Zigeunersiedlung

Eine neue Zigeunersiedlung

Hinter dem Haus über der Schotterstraße am Wiesenrand oben vor dem Wald sind früher die Zigeunerhäuseln gestanden. Jeder hat von ihnen gewusst, die wenigsten haben jemanden persönlich gekannt von dort, kaum jemand hat sich gestoßen an den windschiefen Hütten aus Lehm, Holz und Stroh. Alles hat provisorisch ausgesehen, wie ein vorübergehendes Lager, und doch hat niemand gewusst, wann die Roma in Eisenberg angekommen sind, weil sie immer schon da waren, zumindest seit dem Mittelalter. Sie haben Alteisen gesammelt und Scheren geschliffen und Messer geschärft und Körbe geflochten und sonntags in den Wirtshäusern musiziert und wenn ihnen jemand etwas geben wollte, haben sie auch gebettelt. Das ging so fort, bis die Nazis kamen und die Zigeuner mitnahmen. Vorher schon hatte es plötzlich geheißen, dass das Schädlinge wären und Feinde des Volkes und gefährliche Kreaturen, die nicht hierher gehörten, doch als sie wirklich weg waren, wusste niemand, wo sie nun seien. In Lackenbach gäbe es ein Lager, hieß es dann, nicht weit weg, dort wären jetzt alle von denen zusammen. Es dauerte nicht lange, bis auch dieses Lager weg war, und bald wusste niemand mehr etwas. Es ist aber allen klar gewesen, dass sich die Zigeuner nicht verbessert hatten, doch dadurch ist niemand ernsthaft beunruhigt gewesen.
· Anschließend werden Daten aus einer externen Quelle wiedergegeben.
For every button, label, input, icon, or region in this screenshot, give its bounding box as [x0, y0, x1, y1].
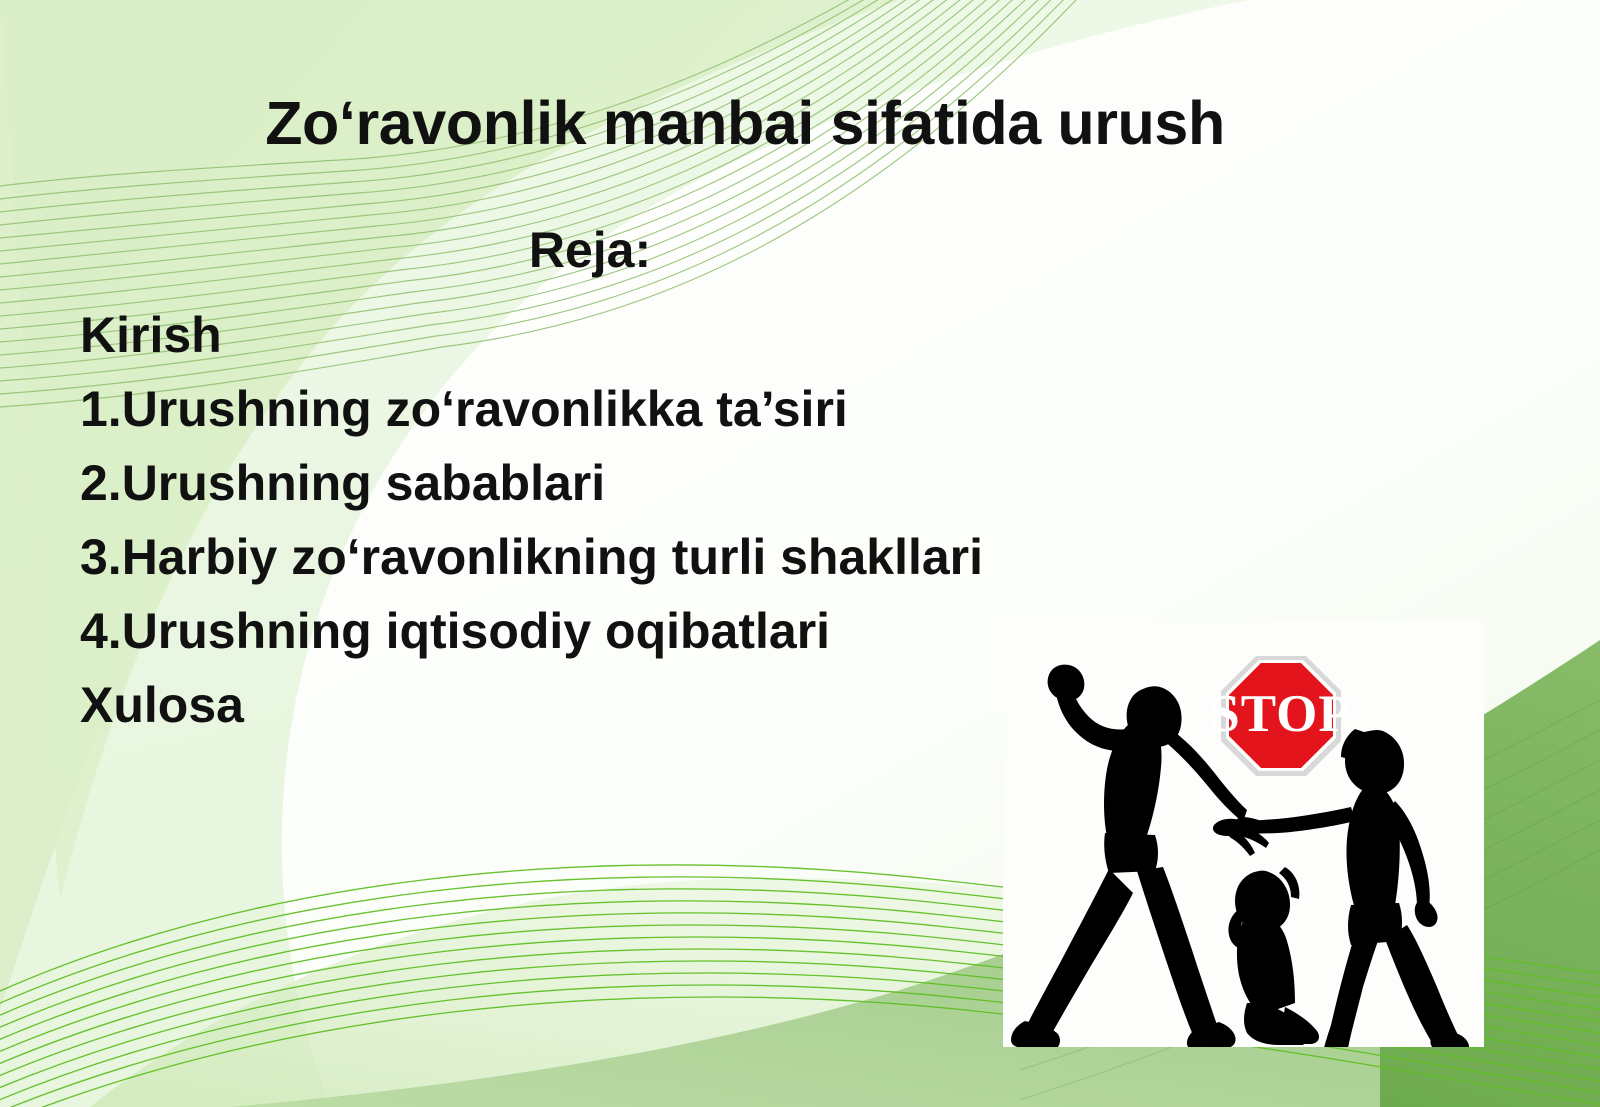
anti-violence-silhouettes-artwork: STOP [1003, 621, 1484, 1047]
list-item: 2.Urushning sabablari [80, 446, 1180, 520]
stop-sign-label: STOP [1210, 685, 1351, 743]
slide-subtitle-reja: Reja: [0, 221, 1180, 279]
list-item: 1.Urushning zo‘ravonlikka ta’siri [80, 372, 1180, 446]
list-item: 3.Harbiy zo‘ravonlikning turli shakllari [80, 520, 1180, 594]
slide-title: Zo‘ravonlik manbai sifatida urush [0, 88, 1490, 158]
list-item: Kirish [80, 298, 1180, 372]
presentation-slide: Zo‘ravonlik manbai sifatida urush Reja: … [0, 0, 1600, 1107]
violence-illustration-image: STOP [1003, 621, 1484, 1047]
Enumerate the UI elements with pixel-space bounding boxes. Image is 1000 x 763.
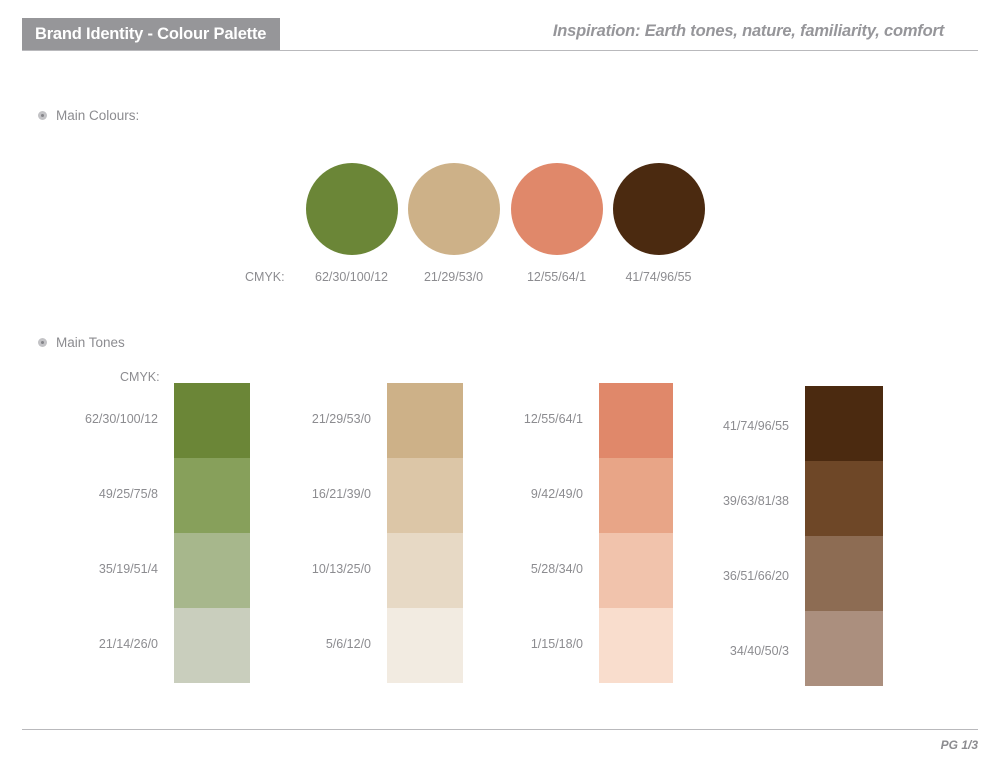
tone-column-tan: 21/29/53/0 16/21/39/0 10/13/25/0 5/6/12/…	[387, 383, 463, 683]
bullet-icon	[38, 338, 47, 347]
tone-swatch[interactable]: 1/15/18/0	[599, 608, 673, 683]
tone-swatch[interactable]: 49/25/75/8	[174, 458, 250, 533]
section-label-main-tones: Main Tones	[56, 335, 125, 350]
tone-column-salmon: 12/55/64/1 9/42/49/0 5/28/34/0 1/15/18/0	[599, 383, 673, 683]
tone-cmyk-label: 1/15/18/0	[531, 638, 583, 651]
page-title: Brand Identity - Colour Palette	[35, 26, 266, 43]
cmyk-row-label: CMYK:	[245, 270, 285, 284]
title-block: Brand Identity - Colour Palette	[22, 18, 280, 50]
tone-cmyk-label: 36/51/66/20	[723, 570, 789, 583]
main-colour-swatch-2[interactable]: 21/29/53/0	[402, 163, 505, 284]
section-heading-main-tones: Main Tones	[38, 335, 125, 350]
tone-cmyk-label: 12/55/64/1	[524, 413, 583, 426]
header-tagline: Inspiration: Earth tones, nature, famili…	[553, 22, 944, 41]
tone-cmyk-label: 34/40/50/3	[730, 645, 789, 658]
colour-circle-tan	[408, 163, 500, 255]
section-heading-main-colours: Main Colours:	[38, 108, 139, 123]
tone-cmyk-label: 16/21/39/0	[312, 488, 371, 501]
colour-circle-olive-green	[306, 163, 398, 255]
colour-circle-dark-brown	[613, 163, 705, 255]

Als der Krieg verloren war, kam jedenfalls keiner zurück. Zumindest nicht nach Eisenberg, denn die Zigeunerhäuseln hatten die SSler zusammen mit den Männern aus dem Dorf gleich nach deren Auszug dem Erdboden gleichgemacht. Immer noch wusste keiner, wo deren ehemalige Bewohner sein sollten, vielleicht waren sie irgendwo im Osten, doch sie gingen ohnehin niemandem ab. In Ungarn sollen noch viele gewesen sein, in Jugoslawien auch, kaum mehr als einen Kilometer weit weg hinter der Grenze, die bald gesperrt wurde von den neuen Nachbarn, sodass niemand von denen mehr aus dem Osten zurückkommen konnte, und das Thema geriet in Vergessenheit.

Zigeuner sollte man nicht sagen, lernten die Kinder bald darauf in der Schule, Roma wären das. Für die Kinder war das gleich, weil sich keines von denen etwas vorstellen konnte unter diesem merkwürdigen Namen, weil niemand je welche gesehen hatte. Nur im Gasthof Raffel auf dem Hauptplatz von Jennersdorf, in der nahen Bezirkshauptstadt, spielten die Zigeuner samstags Abend ihre Geigenmusik, aber das waren Ungarn, oder Slowenen? Keine von hier, jedenfalls, und in dem ungarisch dekorierten Saal saßen nur die besseren Leute der Stadt, die Ärzte, die Anwälte, die Kaufleute und die Angestellten, aber nicht die Bauern vom Eisenberg oben.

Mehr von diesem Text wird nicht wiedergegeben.